Other lawmakers that joined Scutari on the trip included Assemblywoman Pamela Lampitt (D-Camden), Assemblyman Declan O’Scanlon (R-Monmouth), Assemblywoman Maria Rodriguez-Gregg (R-Burlington), Assemblyman Jamel Holley (D-Union), and Assemblyman Jim Kennedy (D-Union).

“Let me say that the biggest takeaway from this trip is that marijuana legalization is no joke,” said O’Scanlon. “It is a serious policy discussion, both pro and against. I'm not here today to endorse legalization. What I am here to say is that as we move through this deliberative process, it's every legislator's job to get the kind of information that we got. So far, the evidence and data that we have favors legalization by a pretty wide margin.”

Leading marijuana reform advocates in the state, for their part, say lawmakers’ interest in legalization is long overdue.

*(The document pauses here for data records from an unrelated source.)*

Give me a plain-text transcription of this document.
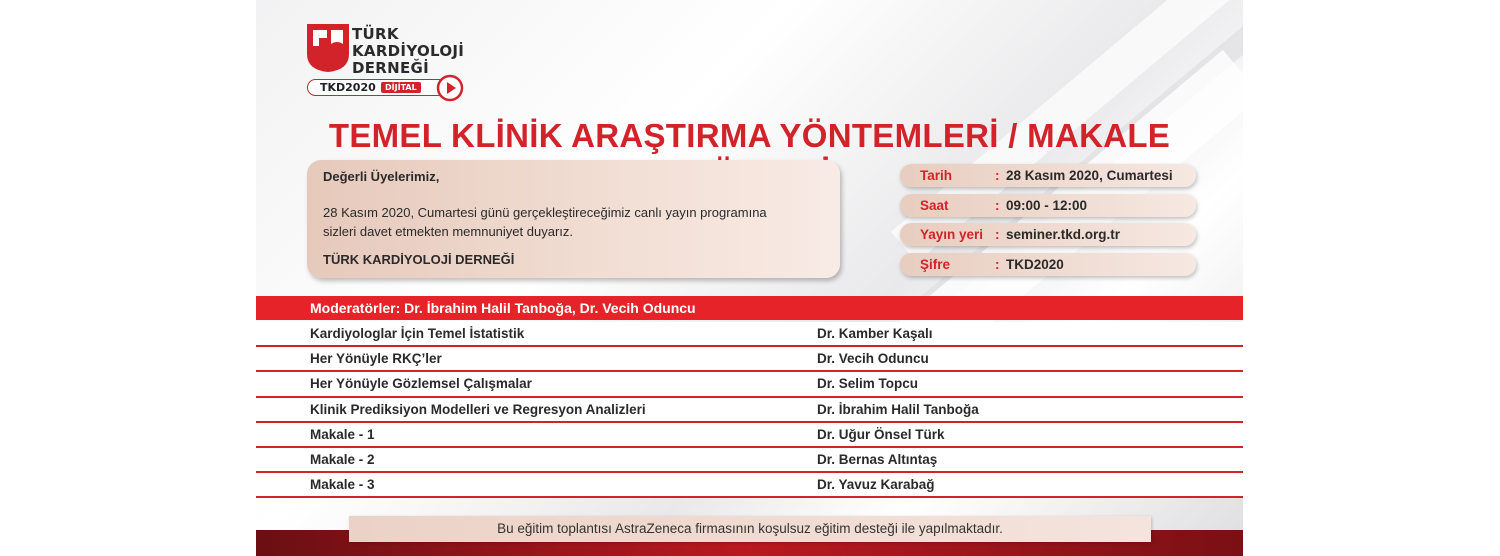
TÜRK
KARDİYOLOJİ
DERNEĞİ
TKD2020	DİJİTAL
TEMEL KLİNİK ARAŞTIRMA YÖNTEMLERİ / MAKALE
Değerli Üyelerimiz,
28 Kasım 2020, Cumartesi günü gerçekleştireceğimiz canlı yayın programına sizleri davet etmekten memnuniyet duyarız.
TÜRK KARDİYOLOJİ DERNEĞİ
Tarih	: 28 Kasım 2020, Cumartesi
Saat	: 09:00 - 12:00
Yayın yeri : seminer.tkd.org.tr
Şifre	: TKD2020
Moderatörler: Dr. İbrahim Halil Tanboğa, Dr. Vecih Oduncu
Kardiyologlar İçin Temel İstatistik	Dr. Kamber Kaşalı
Her Yönüyle RKÇ’ler	Dr. Vecih Oduncu
Her Yönüyle Gözlemsel Çalışmalar	Dr. Selim Topcu
Klinik Prediksiyon Modelleri ve Regresyon Analizleri	Dr. İbrahim Halil Tanboğa
Makale - 1	Dr. Uğur Önsel Türk
Makale - 2	Dr. Bernas Altıntaş
Makale - 3	Dr. Yavuz Karabağ
Bu eğitim toplantısı AstraZeneca firmasının koşulsuz eğitim desteği ile yapılmaktadır.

“We recognize the fault of the medicinal marijuana program and that legalization remains the most efficient and effective way to meets the needs of some medical patients in New Jersey that would benefit from marijuana therapy,” said Ken Wolski, executive director of the Coalition for Medical Marijuana New Jersey. “But we also recognize the harm that the current policy is producing in our state. Marijuana is called a gateway drug, but it's really a gateway to the criminal justice system. So the laws against marijuana are really much more dangerous and destructive to society than marijuana itself.”

Estimates put the number of patients New Jersey’s medical marijuana program is reaching around 9,000, but Wolinski believes it to be closer to 6,000 in a state of 9 million people. He said the program has been largely ineffective, limiting patients’ access to treatment with too few locations and by not offering enough “qualifying conditions,” such as chronic pain outside cancer and HIV or neurological conditions outside PTSD, which Christie added to the program last month.

“Consider how many pharmacies there are in New Jersey,” Wolski said. “What if you had five CVS in the state? Would you say you had an effective drug distribution system?”

Wolski said he’d like to see cannabis treated more like an over-the-counter drug, which would make it cheaper and easier to obtain for people in need. Making it available legally in regulated outlets would help accomplish that, he said.

“When the people do have a qualifying condition, do manage to jump through the hoops, they find it unaffordable,” he said. If you're on disability, how are you going to afford the 100 dollars a month just for the marijuana, not to mention the 100 dollars or more you have to pay for each physician visit? Because right now it really is like a prescription drug.”

On top of that, New Jersey medical marijuana patients are not allowed to cultivate their medical marijuana, which is one area Wolski said he broke with lawmakers yesterday. Scutari cited Colorado’s homegrown provision as an area of the legislation that needs work, but Wolski, a registered nurse, said home cultivation is an important part of full-scale cannabis legalization.

“To me, home cultivation is so empowering to patients. It really allows them to produce their own medicine, gives them access to this substance regardless of your income level. So for me, home cultivation is a very important provision. Just the very fact of growing a plant can be a very therapeutic thing, especially for a dying person.”

Chase Brush is a former PolitickerNJ reporter and NJ Spotlight editorial intern from North Jersey.